Doctors give a pregnant woman a course of two Rh immune-globulin shots during her first pregnancy if she has the risk of developing Rh incompatibility. The first shot will be given during the 28th week of pregnancy, and the second dose will be given within 72 hours after the baby’s delivery. Rh immune-globulin works like a vaccination. It stops the mother’s body from producing Rh antibodies, which might lead to major health problems.
A woman also might get a dose of Rh immune-globulin if she has a miscarriage, an amniocentesis, or any bleeding during pregnancy.

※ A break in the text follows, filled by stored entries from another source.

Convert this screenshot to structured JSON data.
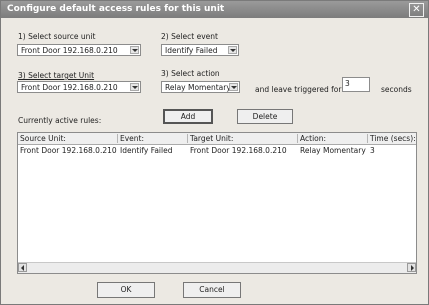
{
  "window": {
    "title": "Configure default access rules for this unit",
    "close_glyph": "✕"
  },
  "form": {
    "source_label": "1) Select source unit",
    "source_value": "Front Door 192.168.0.210",
    "event_label": "2) Select event",
    "event_value": "Identify Failed",
    "target_label": "3) Select target Unit",
    "target_value": "Front Door 192.168.0.210",
    "action_label": "3) Select action",
    "action_value": "Relay Momentary",
    "leave_label": "and leave triggered for",
    "seconds_value": "3",
    "seconds_label": "seconds"
  },
  "rules": {
    "label": "Currently active rules:",
    "add_label": "Add",
    "delete_label": "Delete",
    "columns": [
      "Source Unit:",
      "Event:",
      "Target Unit:",
      "Action:",
      "Time (secs):"
    ],
    "rows": [
      [
        "Front Door 192.168.0.210",
        "Identify Failed",
        "Front Door 192.168.0.210",
        "Relay Momentary",
        "3"
      ]
    ]
  },
  "footer": {
    "ok_label": "OK",
    "cancel_label": "Cancel"
  },
  "icons": {
    "close": "close-icon",
    "dropdown": "chevron-down-icon",
    "scroll_left": "arrow-left-icon",
    "scroll_right": "arrow-right-icon"
  }
}
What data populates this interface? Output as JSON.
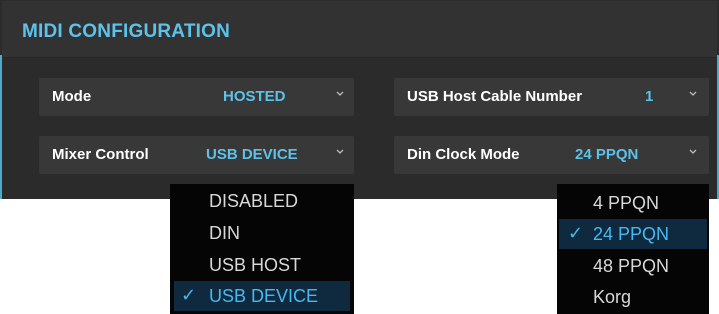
{
  "panel": {
    "title": "MIDI CONFIGURATION"
  },
  "fields": {
    "mode": {
      "label": "Mode",
      "value": "HOSTED"
    },
    "usb_host_cable_number": {
      "label": "USB Host Cable Number",
      "value": "1"
    },
    "mixer_control": {
      "label": "Mixer Control",
      "value": "USB DEVICE"
    },
    "din_clock_mode": {
      "label": "Din Clock Mode",
      "value": "24 PPQN"
    }
  },
  "mixer_control_dropdown": {
    "options": [
      "DISABLED",
      "DIN",
      "USB HOST",
      "USB DEVICE"
    ],
    "selected": "USB DEVICE"
  },
  "din_clock_dropdown": {
    "options": [
      "4 PPQN",
      "24 PPQN",
      "48 PPQN",
      "Korg"
    ],
    "selected": "24 PPQN"
  },
  "check_glyph": "✓",
  "colors": {
    "accent": "#5cc2ea",
    "panel_bg": "#2b2b2b",
    "field_bg": "#383838",
    "dropdown_bg": "#050505",
    "selected_bg": "#0f2a3f"
  },
  "icons": {
    "field_dropdown": "chevron-down-icon",
    "selected_option": "checkmark-icon"
  }
}
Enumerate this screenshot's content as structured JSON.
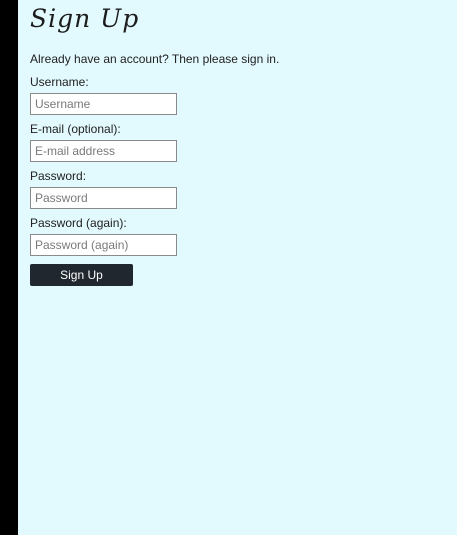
{
  "form": {
    "title": "Sign Up",
    "intro": "Already have an account? Then please sign in.",
    "fields": [
      {
        "label": "Username:",
        "placeholder": "Username",
        "value": ""
      },
      {
        "label": "E-mail (optional):",
        "placeholder": "E-mail address",
        "value": ""
      },
      {
        "label": "Password:",
        "placeholder": "Password",
        "value": ""
      },
      {
        "label": "Password (again):",
        "placeholder": "Password (again)",
        "value": ""
      }
    ],
    "submit_label": "Sign Up"
  },
  "colors": {
    "page_background": "#e2f9fd",
    "left_strip": "#000000",
    "button_background": "#20272f",
    "button_text": "#ffffff"
  }
}
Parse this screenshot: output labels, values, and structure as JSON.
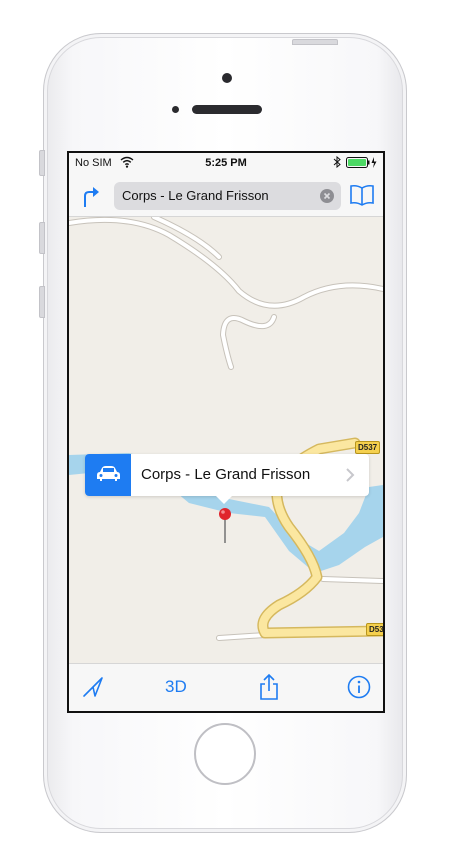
{
  "status_bar": {
    "carrier": "No SIM",
    "time": "5:25 PM"
  },
  "nav_bar": {
    "search_value": "Corps - Le Grand Frisson"
  },
  "map": {
    "callout": {
      "title": "Corps - Le Grand Frisson",
      "icon": "car-icon"
    },
    "road_labels": [
      "D537",
      "D53"
    ]
  },
  "toolbar": {
    "toggle_3d_label": "3D",
    "icons": [
      "location-arrow-icon",
      "share-icon",
      "info-icon"
    ]
  },
  "colors": {
    "accent": "#1e7cf2",
    "map_bg": "#f1eee8",
    "water": "#a6d4ec",
    "highway": "#f5d04e",
    "pin": "#e0252c"
  }
}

If a doctor finds that a woman has already developed Rh antibodies, her pregnancy will be closely watched to make sure that those levels are not too high.
In rare cases, if the incompatibility is severe and a baby is in danger, the baby can get special blood transfusions called exchange transfusions either before birth (intrauterine fetal transfusions) or after delivery.
Blood containing Rh-negative blood cells is substituted for the baby’s blood in exchange transfusions. This helps to maintain red blood cell levels while also limiting the harm caused by Rh antibodies already present in the baby’s circulation. ( Promotional link).
Exchange transfusions in Rh-incompatible pregnancies are seldom needed in the United States, thanks to the high success rate of Rh immune-globulin vaccinations.
Recommendations for all pregnant women
If you’re not sure what your Rh factor is and believe you’re pregnant, it’s critical to begin routine prenatal care as soon as possible, which should include blood-type testing. You may focus on more essential things, like welcoming a new, healthy baby, if Rh incompatibility is detected and treated early. You baby’s life depends on this. If not treated you run the risk of hurting your baby.
Having o negative blood during pregnancy can pose many problems for the unborn baby. If a women is aware of this condition, she can become the gate keeper for her baby by not only knowing about the baby, but also be aware of what is expected during 28th week of pregnancy and 72 hours after birth. I wish you a safe, and happy pregnancy. Dads continue to support your women at all times. She needs it.